- Tyro Township, Minnesota Location within the state of Minnesota Tyro Township, Minnesota Tyro Township, Minnesota (the United States)
- Coordinates: 44°45′11″N 95°55′2″W﻿ / ﻿44.75306°N 95.91722°W
- Country: United States
- State: Minnesota
- County: Yellow Medicine

Area
- • Total: 36.3 sq mi (94.1 km^{2})
- • Land: 36.3 sq mi (94.0 km^{2})
- • Water: 0.039 sq mi (0.1 km^{2})
- Elevation: 1,073 ft (327 m)

Population (2000)
- • Total: 208
- • Density: 5.7/sq mi (2.2/km^{2})
- Time zone: UTC-6 (Central (CST))
- • Summer (DST): UTC-5 (CDT)
- FIPS code: 27-66082
- GNIS feature ID: 0665832

= Tyro Township, Yellow Medicine County, Minnesota =

Tyro Township is a township in Yellow Medicine County, Minnesota, United States. The population was 208 at the 2000 census.

==History==
Tyro Township was founded in 1879. It was named from the English word tyro, which also means "beginner" or "novice".

==Geography==
According to the United States Census Bureau, the township has a total area of 36.3 square miles (94.1 km^{2}), of which 36.3 square miles (94.0 km^{2}) is land and 0.04 square mile (0.1 km^{2}) (0.06%) is water.

==Demographics==
As of the census of 2000, there were 208 people, 77 households, and 60 families residing in the township.
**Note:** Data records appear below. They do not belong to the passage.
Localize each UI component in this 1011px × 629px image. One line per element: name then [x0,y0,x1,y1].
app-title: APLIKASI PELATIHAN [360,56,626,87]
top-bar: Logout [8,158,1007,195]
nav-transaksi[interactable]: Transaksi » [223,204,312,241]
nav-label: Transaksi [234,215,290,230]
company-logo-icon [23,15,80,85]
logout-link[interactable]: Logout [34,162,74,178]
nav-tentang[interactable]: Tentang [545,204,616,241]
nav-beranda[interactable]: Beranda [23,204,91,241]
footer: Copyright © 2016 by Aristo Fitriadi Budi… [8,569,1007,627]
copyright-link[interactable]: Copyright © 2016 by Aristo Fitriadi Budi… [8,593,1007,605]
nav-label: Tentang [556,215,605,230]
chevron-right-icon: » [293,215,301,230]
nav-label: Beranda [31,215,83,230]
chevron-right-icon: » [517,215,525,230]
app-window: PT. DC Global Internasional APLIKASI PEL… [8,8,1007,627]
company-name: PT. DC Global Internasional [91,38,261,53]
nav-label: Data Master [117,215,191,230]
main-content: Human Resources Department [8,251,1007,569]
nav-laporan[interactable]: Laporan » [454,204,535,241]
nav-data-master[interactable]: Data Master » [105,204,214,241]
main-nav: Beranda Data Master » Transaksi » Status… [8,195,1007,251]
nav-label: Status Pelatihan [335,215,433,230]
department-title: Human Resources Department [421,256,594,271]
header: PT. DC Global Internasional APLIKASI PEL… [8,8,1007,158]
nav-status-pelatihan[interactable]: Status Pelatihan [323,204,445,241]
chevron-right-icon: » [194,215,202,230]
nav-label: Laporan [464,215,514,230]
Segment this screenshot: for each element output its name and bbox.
The population density was 5.7 people per square mile (2.2/km^{2}). There were 84 housing units at an average density of 2.3/sq mi (0.9/km^{2}). The racial makeup of the township was 100.00% White.
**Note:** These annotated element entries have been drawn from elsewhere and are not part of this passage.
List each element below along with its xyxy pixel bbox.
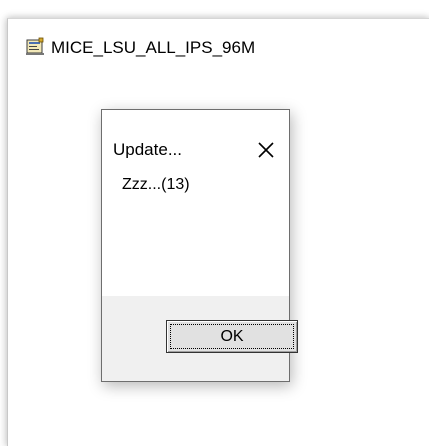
dialog-message: Zzz...(13) — [122, 176, 190, 193]
application-window-icon-graphic — [26, 37, 44, 55]
dialog-title: Update... — [113, 140, 182, 159]
ok-focus-ring: OK — [170, 324, 294, 349]
window-titlebar[interactable]: MICE_LSU_ALL_IPS_96M — [8, 19, 429, 73]
ok-button[interactable]: OK — [166, 320, 298, 353]
update-dialog: Update... Zzz...(13) OK — [101, 109, 298, 382]
application-window-icon — [25, 37, 45, 57]
window-title: MICE_LSU_ALL_IPS_96M — [51, 38, 256, 57]
ok-label: OK — [220, 327, 244, 345]
desktop-screen: MICE_LSU_ALL_IPS_96M Update... Zzz...(13… — [0, 0, 429, 446]
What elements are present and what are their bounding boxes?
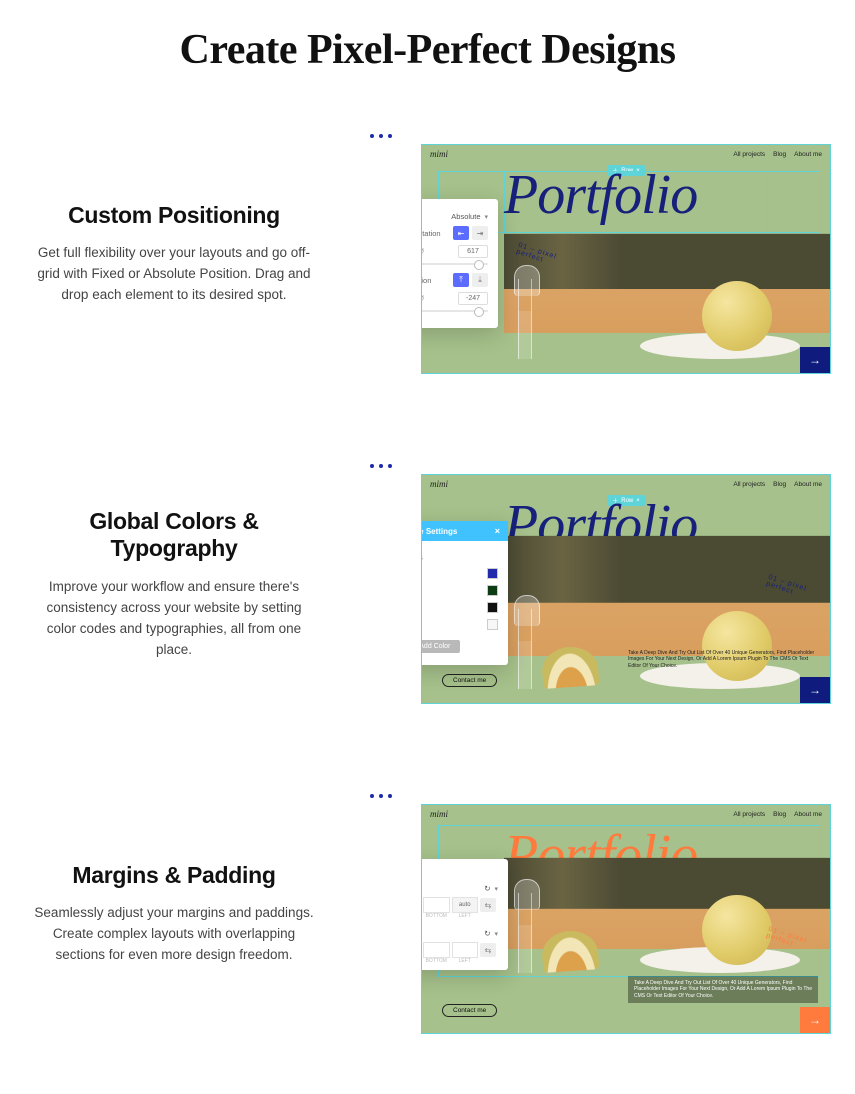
mock-nav-item[interactable]: All projects bbox=[733, 151, 765, 158]
offset-h-slider[interactable] bbox=[421, 263, 488, 265]
color-swatch[interactable] bbox=[487, 585, 498, 596]
add-color-button[interactable]: + Add Color bbox=[421, 640, 460, 653]
v-orientation-label: Vertical Orientation bbox=[421, 276, 431, 285]
h-orientation-label: Horizontal Orientation bbox=[421, 229, 441, 238]
melon-half-shape bbox=[541, 929, 600, 973]
mock-brand: mimi bbox=[430, 149, 448, 159]
mock-canvas: mimi All projects Blog About me Portfoli… bbox=[421, 804, 831, 1034]
feature-title: Custom Positioning bbox=[30, 202, 318, 230]
champagne-glass-icon bbox=[518, 609, 532, 689]
mock-canvas: mimi All projects Blog About me ＋ Row × … bbox=[421, 144, 831, 374]
close-icon[interactable]: × bbox=[495, 526, 500, 536]
champagne-glass-icon bbox=[518, 893, 532, 973]
mock-hero-word: Portfolio bbox=[504, 163, 697, 227]
color-row-primary[interactable]: Primary bbox=[421, 568, 498, 579]
melon-shape bbox=[702, 895, 772, 965]
padding-grid: TOP RIGHT BOTTOM LEFT ⇆ bbox=[421, 942, 498, 958]
mock-nav-item[interactable]: Blog bbox=[773, 481, 786, 488]
align-bottom-button[interactable]: ⤓ bbox=[472, 273, 488, 287]
offset-v-slider[interactable] bbox=[421, 310, 488, 312]
feature-custom-positioning: Custom Positioning Get full flexibility … bbox=[24, 134, 831, 374]
color-row-secondary[interactable]: Secondary bbox=[421, 585, 498, 596]
color-swatch[interactable] bbox=[487, 602, 498, 613]
reset-icon[interactable]: ↺ bbox=[421, 294, 428, 304]
preview-colors: mimi All projects Blog About me ＋ Row × … bbox=[348, 464, 831, 704]
next-fab-button[interactable]: → bbox=[800, 1007, 830, 1033]
feature-global-colors: Global Colors & Typography Improve your … bbox=[24, 464, 831, 704]
padding-left-input[interactable]: LEFT bbox=[452, 942, 479, 958]
next-fab-button[interactable]: → bbox=[800, 677, 830, 703]
margin-bottom-input[interactable]: BOTTOM bbox=[423, 897, 450, 913]
preview-spacing: mimi All projects Blog About me Portfoli… bbox=[348, 794, 831, 1034]
unit-dropdown[interactable]: ▾ bbox=[494, 930, 498, 938]
margin-grid: TOP autoRIGHT BOTTOM autoLEFT ⇆ bbox=[421, 897, 498, 913]
align-right-button[interactable]: ⇥ bbox=[472, 226, 488, 240]
feature-body: Improve your workflow and ensure there's… bbox=[30, 577, 318, 661]
window-dots-icon bbox=[370, 464, 831, 468]
offset-h-value[interactable]: 617 bbox=[458, 245, 488, 258]
mock-blurb: Take A Deep Dive And Try Out List Of Ove… bbox=[628, 976, 818, 1004]
position-value[interactable]: Absolute bbox=[451, 212, 480, 221]
feature-body: Seamlessly adjust your margins and paddi… bbox=[30, 903, 318, 966]
mock-nav-item[interactable]: Blog bbox=[773, 151, 786, 158]
color-row-accent[interactable]: Accent bbox=[421, 619, 498, 630]
contact-button[interactable]: Contact me bbox=[442, 674, 497, 687]
page-title: Create Pixel-Perfect Designs bbox=[24, 26, 831, 74]
color-swatch[interactable] bbox=[487, 619, 498, 630]
color-row-text[interactable]: Text bbox=[421, 602, 498, 613]
window-dots-icon bbox=[370, 794, 831, 798]
unit-reset-icon[interactable]: ↻ bbox=[484, 929, 490, 938]
mock-blurb: Take A Deep Dive And Try Out List Of Ove… bbox=[628, 650, 818, 670]
mock-nav-item[interactable]: About me bbox=[794, 151, 822, 158]
panel-header: Site Settings bbox=[421, 527, 457, 536]
mock-nav-item[interactable]: About me bbox=[794, 811, 822, 818]
offset-v-value[interactable]: -247 bbox=[458, 292, 488, 305]
mock-nav-item[interactable]: Blog bbox=[773, 811, 786, 818]
unit-dropdown[interactable]: ▾ bbox=[494, 885, 498, 893]
margin-left-input[interactable]: autoLEFT bbox=[452, 897, 479, 913]
feature-title: Margins & Padding bbox=[30, 862, 318, 890]
champagne-glass-icon bbox=[518, 279, 532, 359]
mock-brand: mimi bbox=[430, 809, 448, 819]
align-top-button[interactable]: ⤒ bbox=[453, 273, 469, 287]
melon-half-shape bbox=[541, 645, 600, 689]
mock-nav-item[interactable]: About me bbox=[794, 481, 822, 488]
color-swatch[interactable] bbox=[487, 568, 498, 579]
chevron-down-icon[interactable]: ▾ bbox=[484, 213, 488, 221]
next-fab-button[interactable]: → bbox=[800, 347, 830, 373]
link-values-icon[interactable]: ⇆ bbox=[480, 943, 496, 957]
window-dots-icon bbox=[370, 134, 831, 138]
melon-shape bbox=[702, 281, 772, 351]
unit-reset-icon[interactable]: ↻ bbox=[484, 884, 490, 893]
mock-nav: All projects Blog About me bbox=[733, 481, 822, 488]
site-settings-panel: ▦ Site Settings × ▾ Global Colors Primar… bbox=[421, 521, 508, 665]
advanced-group[interactable]: ▾ Advanced bbox=[421, 867, 498, 876]
link-values-icon[interactable]: ⇆ bbox=[480, 898, 496, 912]
mock-canvas: mimi All projects Blog About me ＋ Row × … bbox=[421, 474, 831, 704]
group-label: Global Colors bbox=[421, 553, 423, 562]
melon-shape bbox=[702, 611, 772, 681]
padding-bottom-input[interactable]: BOTTOM bbox=[423, 942, 450, 958]
mock-photo bbox=[504, 535, 830, 695]
feature-title: Global Colors & Typography bbox=[30, 508, 318, 563]
reset-icon[interactable]: ↺ bbox=[421, 247, 428, 257]
mock-nav-item[interactable]: All projects bbox=[733, 811, 765, 818]
preview-positioning: mimi All projects Blog About me ＋ Row × … bbox=[348, 134, 831, 374]
feature-body: Get full flexibility over your layouts a… bbox=[30, 243, 318, 306]
mock-nav: All projects Blog About me bbox=[733, 151, 822, 158]
feature-margins-padding: Margins & Padding Seamlessly adjust your… bbox=[24, 794, 831, 1034]
mock-nav-item[interactable]: All projects bbox=[733, 481, 765, 488]
contact-button[interactable]: Contact me bbox=[442, 1004, 497, 1017]
align-left-button[interactable]: ⇤ bbox=[453, 226, 469, 240]
advanced-spacing-panel: ▾ Advanced Margin ↻ ▾ TOP autoRIGHT BOTT… bbox=[421, 859, 508, 970]
mock-brand: mimi bbox=[430, 479, 448, 489]
mock-nav: All projects Blog About me bbox=[733, 811, 822, 818]
global-colors-group[interactable]: ▾ Global Colors bbox=[421, 553, 498, 562]
position-panel: Position Absolute ▾ Horizontal Orientati… bbox=[421, 199, 498, 328]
There were 77 households, out of which 32.5% had children under the age of 18 living with them, 72.7% were married couples living together, and 20.8% were non-families. 16.9% of all households were made up of individuals, and 2.6% had someone living alone who was 65 years of age or older. The average household size was 2.70 and the average family size was 3.08.

In the township the population was spread out, with 27.9% under the age of 18, 4.3% from 18 to 24, 26.0% from 25 to 44, 24.0% from 45 to 64, and 17.8% who were 65 years of age or older. The median age was 39 years. For every 100 females, there were 114.4 males. For every 100 females age 18 and over, there were 123.9 males.

The median income for a household in the township was $40,909, and the median income for a family was $41,932. Males had a median income of $26,563 versus $16,500 for females. The per capita income for the township was $16,897. None of the families and 3.6% of the population were living below the poverty line, including no under eighteens and 6.9% of those over 64.